Anna Maria Dashwood, later Marchioness of Ely
Thomas Lawrence·c. 1805
Historical Context
Lawrence's Anna Maria Dashwood, later Marchioness of Ely (c. 1805) depicts a young woman of aristocratic family with the romantic warmth and technical brilliance that made him the most fashionable portraitist of his generation. The Dashwood connection — to the distinguished Buckinghamshire family — gave the portrait social distinction alongside its artistic quality. Lawrence's ability to give his female subjects a quality of romantic aspiration — suggesting an inner life of feeling beyond the social performance of the portrait — reflected both his genuine sympathetic engagement with his sitters and his understanding of what his aristocratic clients wanted from a portrait.
Technical Analysis
Lawrence's handling of the face and hair demonstrates his exceptional ability with luminous flesh painting and flowing, natural hair. The eyes, Lawrence's particular strength, are rendered with striking depth and emotional intensity.
Look Closer
- ◆Notice Lawrence's treatment of the eyes — they are rendered with the striking depth and intensity that was his most celebrated technical achievement.
- ◆Look at the romantic warmth in the face: Lawrence gives Anna Maria a sense of inner emotional life rather than merely social presentation.
- ◆Observe the flowing hair: Lawrence painted hair with exceptional naturalism and movement, quite different from the formal arrangements of Reynolds's portraits.
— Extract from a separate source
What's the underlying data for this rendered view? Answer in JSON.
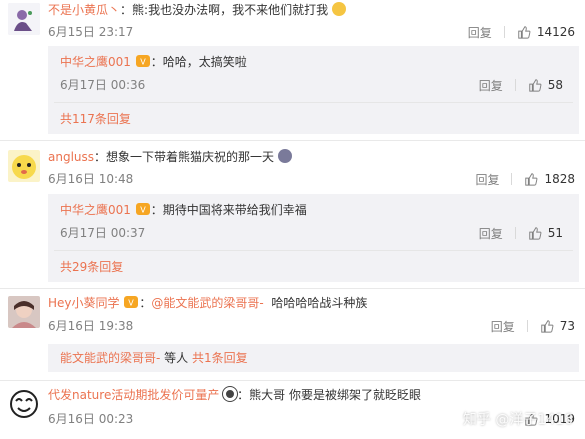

- ◆Find the atmospheric background that dissolves the sitter's environment into warm, painterly suggestion.
Provenance
Presumably John Loftus, 2nd Marquess of Ely (died 1845), husband of the sitter; by descent to John Henry Loftus, 5th Marquess of Ely; his sale Christie’s, London, July 25, 1891, lot 68 for £241.10s to Agnew [price and buyer according to an annotated copy of the sale catalogue in the Rijksbureau voor Kunsthistorische Documentatie, The Hague, copy in curatorial file]; Thomas Agnew & Sons, London; sold to T. H. Ismay, June 2, 1892 [according to a letter from Gabriel M. Naughton, Agnew’s, to Malcolm Warner dated March 19, 1993, copy in curatorial file]; evidently Ismay sold it back to Agnew almost immediately, in July 1892 [according to Agnew stock book, no. 6529, located in the Getty Research Institute; copy in curatorial file, kindly provided by Derek Quezada]; sold by Agnew’s to R. Hall McCormick (died 1917), Chicago, September 20, 1892 [see stock book cited above]; his estate sale, American Art Galleries, New York, April 15, 1920, lot 62 for $18,000 to “Seaman, agent” [price and buyer according to an annotated copy of the sale catalogue in the Art Institute, copy in curatorial file]. Alice H. Brown (Mrs. Marshall Ludington Brown, formerly Mrs. Cyrus McCormick II; died 1950); given to the Art Institute from her estate, 1951 [according to the Committee on Painting and Sculpture meeting notes, April 19, 1951, copy in curatorial file].